Fue una mañana de agosto, setecientos quince días después del fatídico accidente en que doña catalina, luego de asistir a la recepción de la embajada, confusa aún por los acordes disonantes del himno patrio y conmocionada por el olvido a que se habían visto confinados sus poemas, tomó por error una sales que le horadaron los sentimientos y le excavaron firmemente las entrañas.
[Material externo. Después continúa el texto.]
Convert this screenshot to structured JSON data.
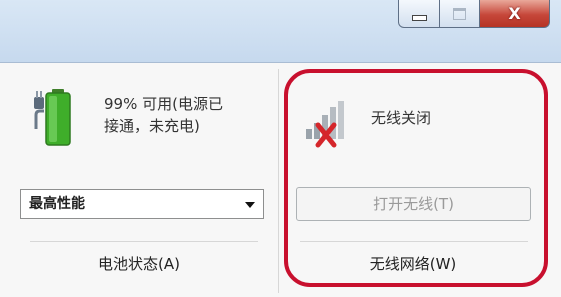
{
  "window": {
    "caption_buttons": {
      "minimize_icon": "minimize-icon",
      "maximize_icon": "maximize-icon",
      "close_glyph": "X"
    }
  },
  "battery": {
    "icon": "battery-plug-icon",
    "status_line1": "99% 可用(电源已",
    "status_line2": "接通，未充电)",
    "power_plan_value": "最高性能",
    "section_label": "电池状态(A)"
  },
  "wireless": {
    "icon": "wireless-signal-off-icon",
    "status_text": "无线关闭",
    "toggle_button_label": "打开无线(T)",
    "toggle_button_enabled": false,
    "section_label": "无线网络(W)",
    "highlight_color": "#c8102e"
  },
  "colors": {
    "titlebar": "#c6d9ee",
    "close_button": "#c6473a",
    "battery_green": "#3fae2a"
  }
}
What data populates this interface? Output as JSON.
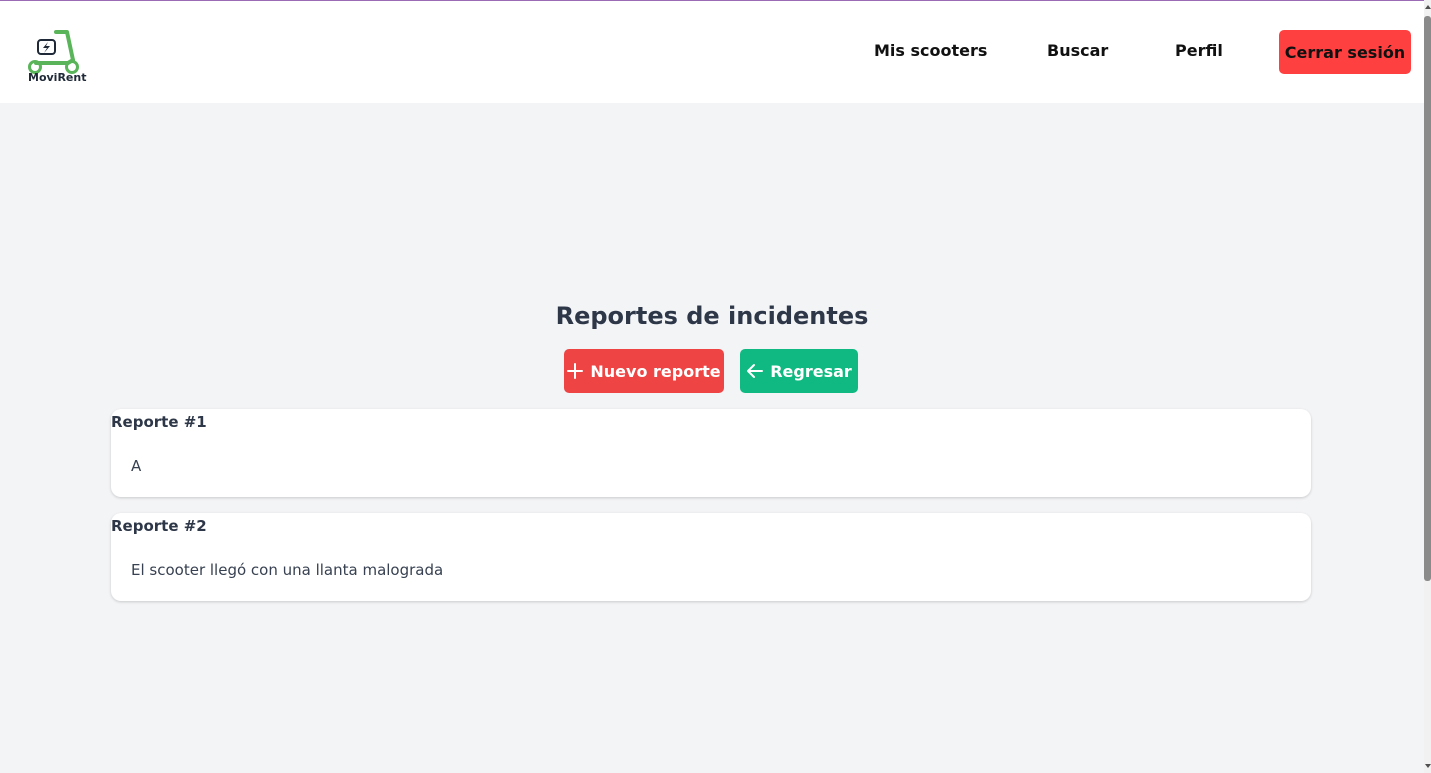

A pesar de que la víctima era bien conocida en los círculos políticos, religiosos e intelectuales bonaerenses y su presencia en la variedad de actos de su amado país era casi exigida con regular periodicidad, nada se comentó en los diarios sobre el fatídico suceso.
En realidad, algo se dijo, pero no con puntual exactitud. Los hechos no eran del todo claros, sino más bien extraños, o incluso podrían calificarse como verdaderamente extravagantes, impropios de una dama que hasta entonces había capeado sus escándalos con maestría y subterfugios envidiables.
Así que intentó por todos los medios que el conato de suicidio, o lo que aquello fuera, se mantuviese en un íntimo olvido, por lo que ningún reportero, después de recibir las correspondientes recomendaciones y los oportunos emolumentos, se atrevió a transcribir que ‘aquella madrugada de febrero, doña Catalina fue encontrada envuelta en el olor absurdo del perfume floral con que dormía, ni camisón ni blusa para su ajado cuerpo, siempre a la espera de una visita nocturna que en su descompensado matrimonio rara vez se produjo’.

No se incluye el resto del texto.